We think of the version script and Bamboo’s configuration, the tool we use for CI/CD. You may have other issues depending on your projects. We assume that the owner of the codebase is aware of all issues and proceed.
Since Bamboo configuration is under the responsibility of our Product and System Administrator, we need to coordinate with him/her too. We cannot complete the migration can before completing these steps.
10. Closing down the SVN codebase
Once the owner of the codebase and the Product and System Administrators decide together to start using the new repository (and we complete item 9, if necessary), afterward, we stop using the SVN repository switch to Bitbucket. The owner of the codebase informs the Product System Administrators that the SVN repository can now be archived.
General Notes on the Process
Since we were going to use Bitbucket, I followed the Bitbucket Migration Guide as a guide.

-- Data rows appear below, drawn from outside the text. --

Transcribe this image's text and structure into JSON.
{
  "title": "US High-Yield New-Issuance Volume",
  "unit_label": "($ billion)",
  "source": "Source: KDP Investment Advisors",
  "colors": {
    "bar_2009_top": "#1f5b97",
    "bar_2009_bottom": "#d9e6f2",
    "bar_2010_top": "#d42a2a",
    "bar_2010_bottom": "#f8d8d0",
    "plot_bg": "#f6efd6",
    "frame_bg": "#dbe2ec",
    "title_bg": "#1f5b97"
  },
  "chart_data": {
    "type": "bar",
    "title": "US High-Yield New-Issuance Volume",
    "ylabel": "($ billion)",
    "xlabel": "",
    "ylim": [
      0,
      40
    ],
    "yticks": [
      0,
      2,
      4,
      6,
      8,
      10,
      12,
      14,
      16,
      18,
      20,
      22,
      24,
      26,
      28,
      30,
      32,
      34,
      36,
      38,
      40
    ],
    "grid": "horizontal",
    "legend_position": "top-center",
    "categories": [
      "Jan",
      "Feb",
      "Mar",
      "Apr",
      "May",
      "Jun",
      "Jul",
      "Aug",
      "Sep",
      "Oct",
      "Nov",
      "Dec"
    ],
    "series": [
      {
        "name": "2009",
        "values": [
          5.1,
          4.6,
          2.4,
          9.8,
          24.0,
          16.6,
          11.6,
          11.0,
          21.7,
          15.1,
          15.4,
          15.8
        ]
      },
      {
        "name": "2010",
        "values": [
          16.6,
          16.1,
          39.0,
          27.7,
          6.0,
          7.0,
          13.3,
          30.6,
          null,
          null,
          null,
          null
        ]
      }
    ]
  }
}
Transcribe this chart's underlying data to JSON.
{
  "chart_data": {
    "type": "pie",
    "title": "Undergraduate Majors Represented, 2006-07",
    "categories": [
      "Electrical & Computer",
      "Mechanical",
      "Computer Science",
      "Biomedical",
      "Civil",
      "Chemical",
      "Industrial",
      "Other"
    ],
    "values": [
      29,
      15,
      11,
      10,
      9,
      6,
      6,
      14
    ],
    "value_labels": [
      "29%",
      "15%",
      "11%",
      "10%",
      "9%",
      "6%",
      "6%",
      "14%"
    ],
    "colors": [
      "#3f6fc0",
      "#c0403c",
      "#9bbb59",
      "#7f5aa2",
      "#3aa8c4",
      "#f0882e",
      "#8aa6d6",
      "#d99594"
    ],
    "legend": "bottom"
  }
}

The method shown in this document uses git-svn.
When I tried to migrate the codebase foo with git-svn, it took me about 4 hours and resulted in an error. But when I checked, it seemed as if it created the repository. So I moved on to the cleaning step (creation of tags and branches, etc.) using Atlassian’s tool, but it didn’t work.
“It makes sense to use git-svn as a bridge, but it doesn’t make much sense for migration.“
Therefore, though I was reluctant at first, I started searching for other tools.
At first glance, Eric Raymond’s tool reposurgeon looked pretty complicated to me. That’s why I started with subgit, which I had used for migrating from SVN to Git before, and I thought it was easy to use. I managed to successfully migrate the repository foo, with multiple branches and 3200 revisions, at the end of 7 hours. (except for the time it took!) For some reason, migration did not take such a long time with other repositories, though they had many revisions as well.
Due to my respect for him, I decided to take his opinions into account and move forward with reposurgeon. It worked incredibly fast, but unfortunately, it failed to complete the migration of the codebase foo. I couldn’t figure out why.
I couldn’t see much of a problem in the codebase foo after migrating with subgit, so I decided to move on with it, but I tried reposurgeon with other repositories. Within minutes, I was able to migrate a few codebases, some of which included about 8000 revisions. Due to the intensive use of branches and tags in one of the codebases, I needed to do some more work after the migration. (Deleting the branches mean deleting the directory. As it creates tags for such commits, we can see which commits delete directories and branches with these tags.)
Apart from the codebase foo, I’ve successfully migrated several other codebases within minutes, using subgit. (I couldn’t figure out why it took foo so long to migrate itself). For all these repositories, subgit did not leave me with any extra work, except for adding the SVN revision numbers and the git-gc.
I tried to migrate moo as a single repository without the branch. I couldn’t do it with subgit; I could do it with reposurgeon using the branchify command.
In my opinion, subgit was the most hassle-free tool. (Btw, Bitbucket and Gitlab also use subgit for import and gateway jobs.). I recommend that you move on with subgit, and if it doesn’t work, move on either with reposurgeon or others.